それが功を奏してか、ロビーには比較的若い女性の客が多い。
川上と雪本が手続きをしていると、不意に声をかけられた。
「あの」
明るいブラウンに染まった髪の毛や、表情の感じから、大学生あたりだろうか。声をかけられた川上が、半ば心配そうにすら感じられる表情で振り向くと、もともと腰の引けていた女性が慌てた。
「あ、すいません、急に声かけて……お二人、学生さんですか?」
「ああ、いえ」
川上はすぐに心配そうな表情をとりさげて、
「こっちは学生ですけど、僕は」
と、すぐ手続きを再開した。そのそっけなさに気づかせないよう、雪本は補足しておくことにした。
「俺は高校生です」
「えっ、高校?」
女性があからさまにたじろぐ。共に来たらしい女性グループが背後で笑った。
「ほら言ったじゃん」
聞き逃すのが難しいほどの音量だった。従業員や他の客までも思わずといったように苦笑する。雪本もあまりにあっけらかんとした態度が面白くなって笑いをこらえようと顔を背けると、ちょうど川上が一瞬だけ視線を書類からこちらによこしたのを目撃した。
川上は怒っていた。酷く馬鹿にされた時のような拒絶的な色を一瞬だけ目にちらつかせ、すぐ視線を戻した。
一方、話しかけてきた女性はやや恥ずかしそうに顔を赤くはしたものの、むしろ先ほどより快活な態度になった。
「そっかそっか、ごめんね、変なこと聞いて」
恥をかいて弾みがついたという感じだった。
「大人っぽく見えたからつい」
「あ、いえ――」
「もうどこか回った?」
「今来たばっかりで」
「家族旅行?それか、お兄さんと二人でって感じ?」
何の疑いの色もないその女性の言葉に、どう答えようかと、悩んでいると
「雪本」
川上の声が無遠慮に会話を遮った。その固い響きに平手打ちでも喰らったように、ロビーが静まった。
「もう行くから」
思うところを放り捨てるような似合わない口調だけよこして、川上が踵を返す。
雪本は一瞬あっけにとられて身動きができなかった。隣の女性が、引き留めちゃってごめんね、と焦ったように、促すように謝ってくる。

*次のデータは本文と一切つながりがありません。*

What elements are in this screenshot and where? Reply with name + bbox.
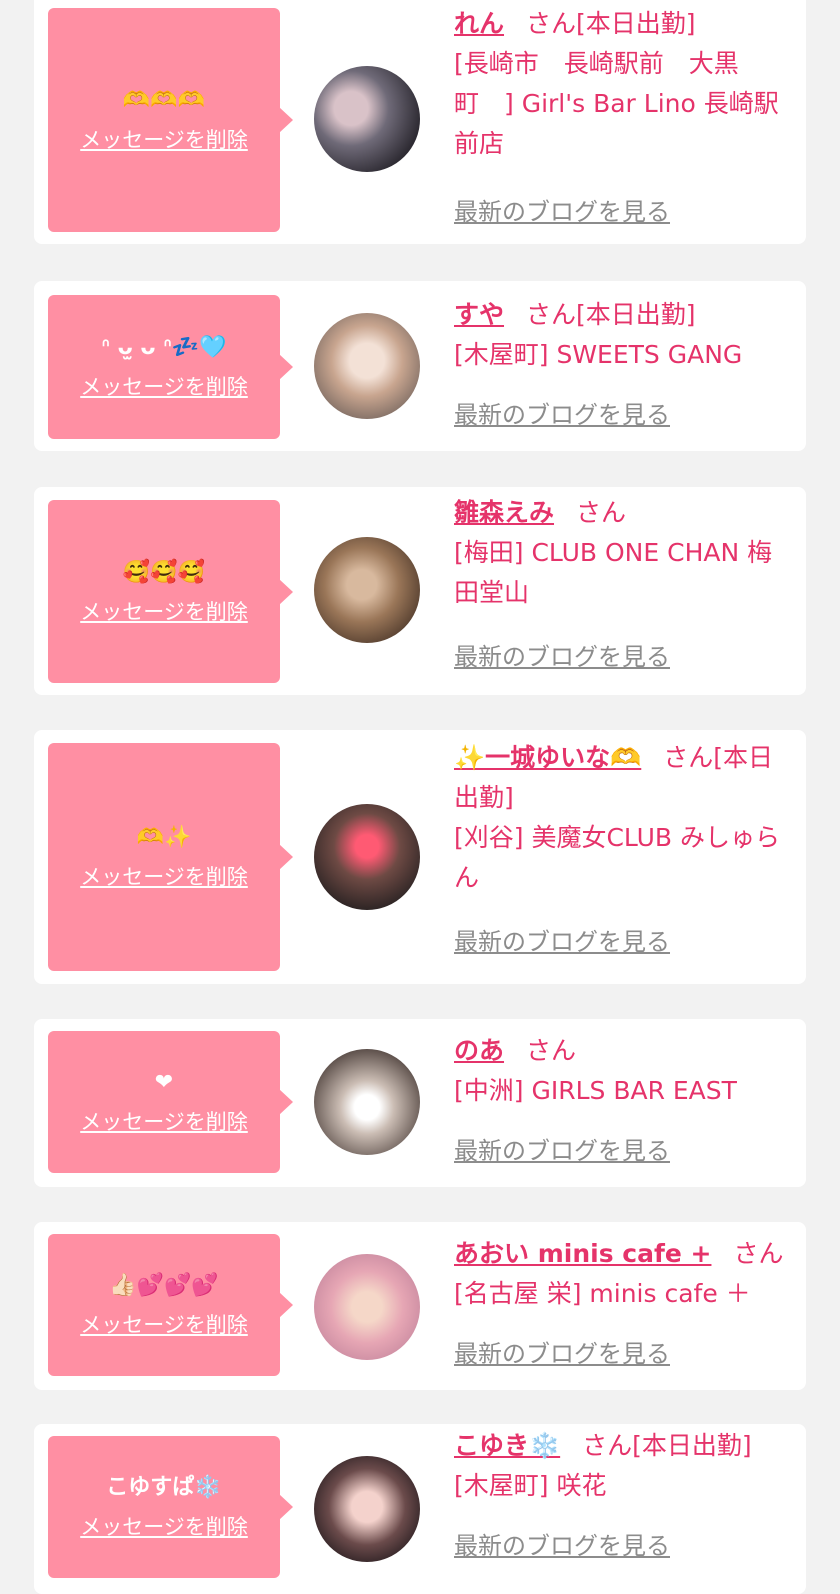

雪本はそれでもしばらく――ほんの数秒だけ――そこに居座った。意地になった。自分が怒っていることを確かめると、わざと丁寧にゆっくりブラウン髪の女性に会釈してやり、はるか向こうでエレベーターの前に立ち止まる川上と従業員に向かって歩を進めながら、遠慮がちに、全員に聞こえるような声で
「川上さん」
と呼びかけた。兄弟ではないこと、赤の他人であることを、ことさら強調してやるように、
「川上さん」
と呼びつけてやった。
二度呼ばれた川上がやっと雪本を見たので、残りの距離だけ申し訳程度に走った。待ってくれている従業員に申し訳ないと思ったのだ。川上への配慮では、絶対になかった。
「ごめんなさい、待ってください」
そう言って駆け寄ると、川上は困ったような目をして何も答えなかった。
川上は川上で、まだひどく苛立っていた。